Les responsables iraniens parlent ouvertement de victoire absolue. Une communication triomphante, diffusée massivement sur les médias d’État et les réseaux sociaux proches du régime.

Washington dans une position inconfortable

De son côté, la Maison Blanche se montre beaucoup plus discrète. Elle confirme le cessez-le-feu de deux semaines, mais ne valide aucune des concessions listées par Téhéran. L’unique point mis en avant côté américain reste la réouverture du détroit d’Ormuz — voie maritime stratégique par laquelle transitent environ 20 % du pétrole mondial.

Cette posture défensive traduit un malaise réel. Accepter publiquement les termes iraniens serait politiquement désastreux pour l’administration américaine. Les nier totalement risquerait de faire capoter le fragile accord en cours.
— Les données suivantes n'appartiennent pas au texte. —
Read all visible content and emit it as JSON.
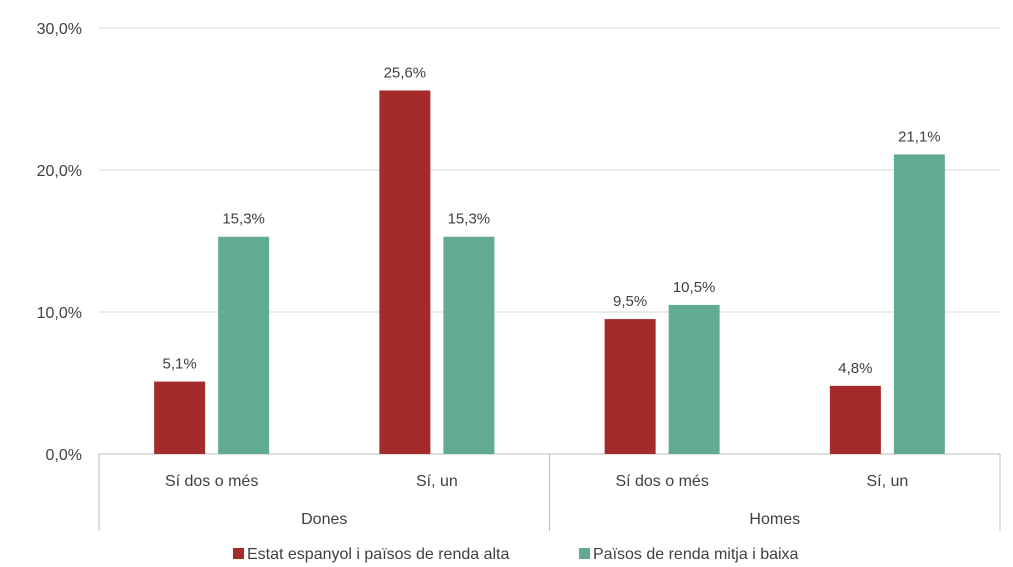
{
  "chart_data": {
    "type": "bar",
    "groups": [
      "Dones",
      "Homes"
    ],
    "categories": [
      "Sí dos o més",
      "Sí, un",
      "Sí dos o més",
      "Sí, un"
    ],
    "series": [
      {
        "name": "Estat espanyol i països de renda alta",
        "color": "#a52a2a",
        "values": [
          5.1,
          25.6,
          9.5,
          4.8
        ],
        "labels": [
          "5,1%",
          "25,6%",
          "9,5%",
          "4,8%"
        ]
      },
      {
        "name": "Països de renda mitja i baixa",
        "color": "#62ab93",
        "values": [
          15.3,
          15.3,
          10.5,
          21.1
        ],
        "labels": [
          "15,3%",
          "15,3%",
          "10,5%",
          "21,1%"
        ]
      }
    ],
    "ylim": [
      0,
      30
    ],
    "yticks": [
      0,
      10,
      20,
      30
    ],
    "ytick_labels": [
      "0,0%",
      "10,0%",
      "20,0%",
      "30,0%"
    ],
    "grid": true,
    "legend_position": "bottom",
    "title": "",
    "xlabel": "",
    "ylabel": ""
  }
}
La réalité est probablement entre les deux : un compromis flou, volontairement ambigu, où chaque camp communique à son propre avantage pour sauver la face devant son opinion publique.

Les alliés régionaux des États-Unis — Israël, Arabie saoudite, Émirats arabes unis — observent la situation avec inquiétude. Si même une fraction des concessions iraniennes est réelle, l’équilibre des forces dans le Golfe persique serait profondément modifié.

Le cessez-le-feu de deux semaines laisse peu de temps. Les deux semaines à venir diront si cet accord tient — ou s’il n’était qu’une pause tactique. Pour l’heure, Téhéran célèbre, Washington se tait, et le reste du monde attend des clarifications.